When I won a teaching award at my university, I was asked to write a brief description of my pedagogy. I proudly wrote — and my provost read aloud at the awards ceremony — that I incorporate themes of racial justice and gender equality into my composition classes. Today, if I were in Indiana, I would be afraid of losing my job if I admitted such a thing.
Under Indiana’s Senate Bill 202, known as the “Intellectual Diversity” law, the trustees for public colleges will evaluate faculty every five years on the following:
- Whether they “foster a culture of free inquiry, free expression, and intellectual diversity.”
- Whether they teach “a variety of political or ideological frameworks” within their disciplines.
- Whether they “subject students to political or ideological views and opinions” unrelated to the course.
Faculty, regardless of tenure, can be fired if the board determines that they would be “unlikely” to foster intellectual diversity, “unlikely” to incorporate a variety of ideological or political frameworks, or “likely” to talk about their own political views.
According to its supporters and its Republican sponsor, State Sen. Spencer Deery, the law is needed to help politically conservative students feel more comfortable expressing their views on campus. But Indiana’s law is a solution in search of a problem. Survey data analyzed by the political scientist Ryan Burge show that most conservative students feel about as comfortable sharing their views as liberal students. The difference in comfort level is small and mostly due to perceptions of how other students might react, not faculty.
Critics say the law will chill both free speech and academic freedom. But no one is talking about the self-contradictory nature of the law, nor how its built-in contradictions empower a biased policing of campus speech and thought.
When does presenting diverse ideological frameworks to students transform into subjecting them to one’s ideological views? Or is sharing one’s ideological views — which students may never have heard or considered before — part of fostering a culture of intellectual diversity?
Its enforcement will be in the eye of the beholder.
Is allowing students to share their own ideologies tantamount to endorsing them to other students, or is it fostering a culture of free inquiry and expression? How does a professor foster “a culture of free inquiry, free expression, and intellectual diversity” while also satisfying the requirement to teach “a variety of political or ideological frameworks”?
Does “free inquiry” mean exploring everything as though all ideas are equal, or does it require the exclusion of disproved ideas? What constitutes a sufficient “variety” of frameworks? Inquiry struggles to be free when one must treat all ideas and perspectives the same.
Are you confused yet?

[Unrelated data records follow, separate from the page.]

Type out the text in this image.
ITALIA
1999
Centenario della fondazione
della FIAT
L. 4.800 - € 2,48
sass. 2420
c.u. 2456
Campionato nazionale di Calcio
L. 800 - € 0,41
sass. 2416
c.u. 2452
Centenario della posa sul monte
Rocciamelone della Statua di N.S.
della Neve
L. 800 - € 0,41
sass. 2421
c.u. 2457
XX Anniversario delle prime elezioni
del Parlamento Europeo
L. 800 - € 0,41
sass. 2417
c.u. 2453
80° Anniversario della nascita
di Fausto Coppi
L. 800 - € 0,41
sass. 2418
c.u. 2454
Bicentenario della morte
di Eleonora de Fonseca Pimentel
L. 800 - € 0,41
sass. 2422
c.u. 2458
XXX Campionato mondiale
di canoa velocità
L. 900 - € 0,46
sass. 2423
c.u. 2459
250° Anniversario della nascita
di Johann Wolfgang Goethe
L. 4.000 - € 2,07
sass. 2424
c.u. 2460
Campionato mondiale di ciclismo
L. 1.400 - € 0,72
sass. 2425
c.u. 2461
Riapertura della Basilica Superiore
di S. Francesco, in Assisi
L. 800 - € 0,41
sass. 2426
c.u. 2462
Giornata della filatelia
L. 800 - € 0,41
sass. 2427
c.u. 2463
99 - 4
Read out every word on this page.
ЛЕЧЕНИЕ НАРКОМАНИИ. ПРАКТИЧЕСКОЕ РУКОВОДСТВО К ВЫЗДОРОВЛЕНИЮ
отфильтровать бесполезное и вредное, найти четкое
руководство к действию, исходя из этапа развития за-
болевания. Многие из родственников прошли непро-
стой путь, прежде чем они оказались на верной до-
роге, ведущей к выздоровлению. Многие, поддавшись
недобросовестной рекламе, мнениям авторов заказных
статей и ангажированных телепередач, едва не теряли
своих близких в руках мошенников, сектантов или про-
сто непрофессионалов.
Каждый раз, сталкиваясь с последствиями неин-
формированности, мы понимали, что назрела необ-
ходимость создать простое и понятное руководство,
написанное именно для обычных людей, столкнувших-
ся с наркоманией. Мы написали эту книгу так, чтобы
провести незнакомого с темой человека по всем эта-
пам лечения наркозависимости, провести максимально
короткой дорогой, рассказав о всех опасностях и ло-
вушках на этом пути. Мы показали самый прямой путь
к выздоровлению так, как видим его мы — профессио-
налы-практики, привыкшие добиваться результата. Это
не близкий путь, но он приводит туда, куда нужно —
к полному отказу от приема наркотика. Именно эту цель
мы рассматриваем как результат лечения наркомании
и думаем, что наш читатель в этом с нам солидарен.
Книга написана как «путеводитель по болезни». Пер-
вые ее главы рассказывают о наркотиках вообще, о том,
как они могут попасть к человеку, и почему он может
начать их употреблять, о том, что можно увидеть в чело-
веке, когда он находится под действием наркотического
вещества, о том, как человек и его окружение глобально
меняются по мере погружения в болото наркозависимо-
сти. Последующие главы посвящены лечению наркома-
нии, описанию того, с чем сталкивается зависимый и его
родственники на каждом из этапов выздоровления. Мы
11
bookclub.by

If you are, then Indiana’s SB 202 has succeeded. The law is self-contradictory; its enforcement will be in the eye of the beholder.
One person’s “free inquiry” and “variety” of ideological frameworks is another person’s political indoctrination. The frameworks that a professor considers irrelevant to their discipline could be central to a trustee’s sense of “intellectual diversity.” Correcting a student’s misinformed statement with facts and sound reasoning could be portrayed as censorship. The clear message for Indiana faculty: Avoid saying anything that might cause complaints.
Just a few student complaints could be used to claim a professor is “unlikely” to foster a culture of intellectual diversity or “likely” to subject students to political rants, leading to termination of tenure and employment. As all faculty know, course evaluations tend to produce polarized responses: Students love you or they hate you. Sometimes, they project their own biases and assumptions onto you, a phenomenon that will now come with graver consequences.
It is tempting to ask rhetorical questions, as Diane Ravitch did, about professors teaching evolution, climate change, or the Civil War, and then giving equal time to “the other side” to comply with Indiana’s law. Professors could also use the law to begin pushing a political agenda. After all, SB 202 requires a variety of ideological or political frameworks in the classroom — giving time to “the other side” would seem to empower you to present your side.
The more common outcome, however, will be the silencing of faculty and the marginalization of already-marginalized students.
After George Floyd’s murder, I began using racial justice and gender-equality advocacy as examples of discourse communities in my composition courses. Students learned some of the key terms, concepts, values, beliefs, and rhetorical strategies of these communities, gaining the transferable skill of audience analysis in a relevant context. Most of my students seemed very engaged. Some students of color said they had never felt so “seen” in a class. Only two or three complained in course evaluations. But when only a couple complaints could lead to your firing, why risk it?
As a result of SB 202, curricula will be watered down, massaged to avoid hard topics, and screened to spare students the inconvenience of critical thinking and self-reflection. Indiana’s law will be a model for other politicians seeking political points for attacking academe.